Project 2 — Policy pack for cloud storage
- Deliverables: OPA/Conftest rules for S3/Blob storage enforcing encryption, no public access, access logging, lifecycle policies.
- Acceptance: PR with a non-compliant bucket fails with a clear message and suggested fix.
Project 3 — Egress control with exceptions
- Deliverables: default deny egress, allow via proxy; exception CRD/YAML with owner, reason, allowed domains, expiry.
- Acceptance: exception auto-revokes on expiry and is visible in audit logs.
Who this is for and prerequisites
Who this is for
- Platform and DevOps engineers building shared infrastructure.
- Security engineers implementing policy-as-code.
- Developers who own service templates.
Prerequisites
- Basic Kubernetes (namespaces, deployments, policies).
- Intro Terraform or other IaC.
- Familiarity with CI/CD concepts.
Learning path
- Before: Identity and access basics, networking fundamentals.

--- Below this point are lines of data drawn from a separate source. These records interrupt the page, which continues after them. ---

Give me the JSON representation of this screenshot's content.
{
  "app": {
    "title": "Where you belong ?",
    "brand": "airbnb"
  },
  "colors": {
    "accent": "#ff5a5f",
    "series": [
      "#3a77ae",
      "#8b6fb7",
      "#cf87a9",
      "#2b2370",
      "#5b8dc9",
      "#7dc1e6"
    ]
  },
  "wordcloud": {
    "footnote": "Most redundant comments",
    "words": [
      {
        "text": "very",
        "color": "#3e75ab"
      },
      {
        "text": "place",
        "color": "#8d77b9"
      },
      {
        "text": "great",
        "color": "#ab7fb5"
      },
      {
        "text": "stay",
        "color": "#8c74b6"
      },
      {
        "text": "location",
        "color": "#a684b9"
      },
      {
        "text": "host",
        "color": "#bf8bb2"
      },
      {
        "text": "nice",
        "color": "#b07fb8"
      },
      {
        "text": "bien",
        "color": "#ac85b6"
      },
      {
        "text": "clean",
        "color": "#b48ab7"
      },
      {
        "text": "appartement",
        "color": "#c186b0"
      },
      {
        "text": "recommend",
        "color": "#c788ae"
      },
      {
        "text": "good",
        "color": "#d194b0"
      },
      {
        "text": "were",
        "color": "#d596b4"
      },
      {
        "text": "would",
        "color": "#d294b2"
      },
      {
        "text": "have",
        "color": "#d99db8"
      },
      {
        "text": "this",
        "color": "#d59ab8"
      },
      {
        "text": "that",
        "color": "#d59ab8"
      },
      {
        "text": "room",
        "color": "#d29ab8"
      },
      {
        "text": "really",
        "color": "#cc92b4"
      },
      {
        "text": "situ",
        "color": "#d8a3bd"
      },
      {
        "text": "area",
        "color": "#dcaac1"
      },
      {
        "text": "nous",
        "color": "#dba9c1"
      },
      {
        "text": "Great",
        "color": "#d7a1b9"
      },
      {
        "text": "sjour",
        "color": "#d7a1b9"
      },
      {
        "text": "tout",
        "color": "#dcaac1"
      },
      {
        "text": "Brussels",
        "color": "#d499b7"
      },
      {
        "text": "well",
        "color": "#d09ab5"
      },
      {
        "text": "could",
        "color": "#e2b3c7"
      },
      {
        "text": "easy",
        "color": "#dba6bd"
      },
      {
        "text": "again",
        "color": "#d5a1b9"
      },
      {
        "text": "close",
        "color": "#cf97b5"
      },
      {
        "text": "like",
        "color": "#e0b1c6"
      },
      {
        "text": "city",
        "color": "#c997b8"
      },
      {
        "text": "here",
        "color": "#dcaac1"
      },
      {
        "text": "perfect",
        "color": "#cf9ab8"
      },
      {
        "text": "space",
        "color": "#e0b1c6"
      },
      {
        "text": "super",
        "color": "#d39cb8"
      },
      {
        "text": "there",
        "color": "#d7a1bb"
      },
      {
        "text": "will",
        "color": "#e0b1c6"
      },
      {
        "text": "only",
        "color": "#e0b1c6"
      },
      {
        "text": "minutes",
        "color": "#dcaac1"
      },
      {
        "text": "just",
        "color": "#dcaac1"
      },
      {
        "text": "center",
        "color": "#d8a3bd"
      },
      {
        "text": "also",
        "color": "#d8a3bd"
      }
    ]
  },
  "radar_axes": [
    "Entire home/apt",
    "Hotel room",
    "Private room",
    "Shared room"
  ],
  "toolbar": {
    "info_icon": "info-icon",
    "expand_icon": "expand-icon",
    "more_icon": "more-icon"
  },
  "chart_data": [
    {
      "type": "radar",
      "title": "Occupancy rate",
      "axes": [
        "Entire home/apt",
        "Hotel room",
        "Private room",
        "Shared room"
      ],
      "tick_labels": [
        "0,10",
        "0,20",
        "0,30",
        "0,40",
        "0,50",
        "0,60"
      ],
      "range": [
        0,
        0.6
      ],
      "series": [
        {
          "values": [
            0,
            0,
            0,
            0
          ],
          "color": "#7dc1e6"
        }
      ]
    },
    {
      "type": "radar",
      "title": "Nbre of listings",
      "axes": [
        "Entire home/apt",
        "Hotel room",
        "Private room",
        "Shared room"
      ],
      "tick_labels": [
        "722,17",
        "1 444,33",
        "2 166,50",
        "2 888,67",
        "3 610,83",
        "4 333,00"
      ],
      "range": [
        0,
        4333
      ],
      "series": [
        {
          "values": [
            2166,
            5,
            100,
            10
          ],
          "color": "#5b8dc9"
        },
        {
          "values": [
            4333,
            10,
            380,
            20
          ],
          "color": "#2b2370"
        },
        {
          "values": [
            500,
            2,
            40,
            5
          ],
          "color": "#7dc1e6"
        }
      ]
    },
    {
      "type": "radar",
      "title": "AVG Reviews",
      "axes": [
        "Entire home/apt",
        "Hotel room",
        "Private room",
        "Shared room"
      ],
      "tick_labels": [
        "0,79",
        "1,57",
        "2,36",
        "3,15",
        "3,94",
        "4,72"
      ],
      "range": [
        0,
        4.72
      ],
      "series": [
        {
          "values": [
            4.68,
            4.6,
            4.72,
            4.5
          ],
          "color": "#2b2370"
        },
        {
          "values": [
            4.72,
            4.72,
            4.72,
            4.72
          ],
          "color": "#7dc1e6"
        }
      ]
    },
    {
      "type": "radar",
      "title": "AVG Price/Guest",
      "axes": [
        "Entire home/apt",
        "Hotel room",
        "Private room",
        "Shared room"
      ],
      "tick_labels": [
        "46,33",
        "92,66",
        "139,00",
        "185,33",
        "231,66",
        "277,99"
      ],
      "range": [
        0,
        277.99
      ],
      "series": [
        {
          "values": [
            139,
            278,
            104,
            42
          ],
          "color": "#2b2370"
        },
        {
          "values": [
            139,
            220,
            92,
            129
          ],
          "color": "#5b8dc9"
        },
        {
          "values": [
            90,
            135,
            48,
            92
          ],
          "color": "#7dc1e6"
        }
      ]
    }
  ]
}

- Now: Secure defaults and guardrails.
- Next: Policy-as-code deeper dive, secrets management automation, runtime protections.
Next steps
- Adopt golden templates for new services.
- Add policy checks to PRs for your top three risky resources.
- Roll out a lightweight exception process with auto-expiry.
Note: The Quick Test on this page is available to everyone for free. If you are logged in, your progress will be saved.
Mini challenge
Pick one default that is currently optional in your org (e.g., encryption at rest). Make it the default in your template and add a policy that blocks disabling it without an exception. Measure adoption after two weeks.